MW: As a non-attorney mediator, I’ve always believed in the establishment of standards for professional practice in our field. Attorney mediators are always going to have a prominent place in the work that we do and I believe that the majority of MC3-Certified Mediators are attorneys or have attended graduate level dispute resolution programs. That said. I believe our field is full of talented, experienced mediators who are not necessarily attorneys and I support MC3’s effort at recognizing the overall background, qualifications, and experience of all mediators, not only those who attended law school.
MC3: Marvin, you’ve been mediating for some time. How did you begin?
MW: I started mediating approximately 30 years ago, in 1991. I was working in real estate, and the man I was working for, who later became my partner, was a longtime mediator and arbitrator for real estate issues. He thought I might be good at it and encouraged me to try it. I remember not long after that, seeing an ad on TV, on public television, for the Los Angeles City Attorney’s dispute resolution program. They had a training which I took and, afterwards they asked us to sign up and continue working for the program for a year. From the very beginning, I just liked doing it and I just dove right into it, helping people with all kinds of issues.
My partner and I talked about opening a business mediation and arbitration business but, before it got off the ground, he became ill and I wasn’t capable of pursing it on my own at the time. I stayed in real estate for a while and eventually moved into investment counseling, something I did for 16 years, but I was always mediating on the side for the City Attorney.
MC3: And over time, if I’m correct, your mediation practice became primarily focused on family issues.
MW: That happened a little later. I went back to school to earn a master’s degree in negotiation and conflict management at Cal State Dominguez Hills. While I was there, I took time to specifically study and learn about divorce mediation. I had recently been divorced myself and it piqued my interest, and I began to give serious thought to focusing a mediation practice on helping divorcing parties navigate this difficult time in their lives.
There were other steps along the way – and I continue to mediate in other venues, particularly the Dependency Court within the LA Superior Court System – but that’s pretty much been my area of practice ever since.
MC3: Marvin, you have a large community of colleagues and friends that you’ve left in order to make a big move from Los Angeles to Columbus, Ohio. What prompted this big change in your life?
MW: Well, it’s something I’ve been thinking about for many years. In fact, early in my marriage my wife and I were actually planning to move to New England. And then life comes along. We had a child and it was difficult to leave the support system we had in Los Angeles. So we stayed. And basically, I built my life in Southern California, at least for as long as my daughter was there. And last year, when my now-adult daughter decided to move away, I said, “Well, why not? Or, if not now, when?” And, as for Ohio, I grew up not far from where I am so there’s some familiarity to my new surroundings.
MC3: And I presume you’re expecting to continue your work as a mediator in Columbus?
MW: Yes, I am. So far, I’ve been continuing to work in Los Angeles. With the advent of everyone being accepting of and comfortable with Zoom and other forms of virtual communication, it’s been a rather easy transition; One that I was actually making already. Even before COVID shut things down, I had decided that I was going to work virtually. I had closed my office and was well on my way to making this transition.
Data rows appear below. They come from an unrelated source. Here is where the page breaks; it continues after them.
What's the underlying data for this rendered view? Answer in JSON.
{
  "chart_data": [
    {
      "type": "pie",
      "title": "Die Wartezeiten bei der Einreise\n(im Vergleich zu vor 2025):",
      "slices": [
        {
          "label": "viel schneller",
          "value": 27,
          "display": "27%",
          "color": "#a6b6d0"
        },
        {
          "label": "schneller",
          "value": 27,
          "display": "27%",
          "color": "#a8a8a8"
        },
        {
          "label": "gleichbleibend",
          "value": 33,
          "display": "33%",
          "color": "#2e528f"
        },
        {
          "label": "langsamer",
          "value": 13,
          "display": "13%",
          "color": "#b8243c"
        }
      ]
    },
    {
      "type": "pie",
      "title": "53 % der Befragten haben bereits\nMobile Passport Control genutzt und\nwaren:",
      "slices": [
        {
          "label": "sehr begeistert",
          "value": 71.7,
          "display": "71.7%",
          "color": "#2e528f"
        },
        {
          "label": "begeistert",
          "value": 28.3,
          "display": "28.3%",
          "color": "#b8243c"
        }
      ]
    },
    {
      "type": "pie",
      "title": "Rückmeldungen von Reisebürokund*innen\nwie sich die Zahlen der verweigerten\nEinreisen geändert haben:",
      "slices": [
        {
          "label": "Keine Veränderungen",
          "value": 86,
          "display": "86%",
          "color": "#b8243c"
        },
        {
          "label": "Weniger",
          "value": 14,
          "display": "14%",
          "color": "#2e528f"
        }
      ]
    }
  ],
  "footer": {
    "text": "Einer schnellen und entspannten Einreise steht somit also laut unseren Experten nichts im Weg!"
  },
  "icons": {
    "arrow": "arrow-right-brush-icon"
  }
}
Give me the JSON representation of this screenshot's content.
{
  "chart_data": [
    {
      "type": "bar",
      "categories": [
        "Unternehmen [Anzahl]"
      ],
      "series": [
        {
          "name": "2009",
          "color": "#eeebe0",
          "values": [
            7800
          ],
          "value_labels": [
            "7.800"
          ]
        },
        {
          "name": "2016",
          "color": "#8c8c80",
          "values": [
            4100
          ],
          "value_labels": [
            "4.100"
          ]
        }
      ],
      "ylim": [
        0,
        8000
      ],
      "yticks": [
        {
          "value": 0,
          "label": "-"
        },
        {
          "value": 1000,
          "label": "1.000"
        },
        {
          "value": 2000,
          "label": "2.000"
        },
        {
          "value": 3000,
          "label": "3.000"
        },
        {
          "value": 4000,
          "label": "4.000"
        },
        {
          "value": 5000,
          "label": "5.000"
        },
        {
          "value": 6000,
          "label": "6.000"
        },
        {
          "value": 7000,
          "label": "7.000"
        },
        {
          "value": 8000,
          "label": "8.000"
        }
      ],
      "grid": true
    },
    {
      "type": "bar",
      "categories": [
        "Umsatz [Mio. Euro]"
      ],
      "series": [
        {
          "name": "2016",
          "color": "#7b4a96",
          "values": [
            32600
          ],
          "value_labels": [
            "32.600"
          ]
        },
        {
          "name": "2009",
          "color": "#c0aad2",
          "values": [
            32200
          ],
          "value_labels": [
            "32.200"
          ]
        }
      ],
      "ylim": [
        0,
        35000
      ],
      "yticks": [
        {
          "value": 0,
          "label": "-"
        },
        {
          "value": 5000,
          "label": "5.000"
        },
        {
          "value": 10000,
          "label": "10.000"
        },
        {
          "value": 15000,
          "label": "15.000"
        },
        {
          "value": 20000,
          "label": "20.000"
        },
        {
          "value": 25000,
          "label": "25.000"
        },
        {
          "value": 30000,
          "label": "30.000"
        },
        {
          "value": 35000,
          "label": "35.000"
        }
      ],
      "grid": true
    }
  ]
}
MC3: Have you had an opportunity to explore and better understand the mediation community in in Columbus?
MW: Actually, not much. I’ve done a little searching online and found a couple of organizations that I will eventually reach out to. But COVID has slowed that process. And, if the pandemic were not enough, I recently had knee replacement surgery. The surgery went well but it has unavoidably slowed my timeline somewhat.
I look forward to exploring this world but there’s not immediate pressure to do so. The establishment of my online practice will hopefully allow me to continue to mediate cases that are based in California, in Ohio and elsewhere,
MC3: Thank you Marvin. Good luck on your relocation. Know that you are missed by many in Southern California.
MW: I miss many people as well. Happily, I’m only a Zoom call away.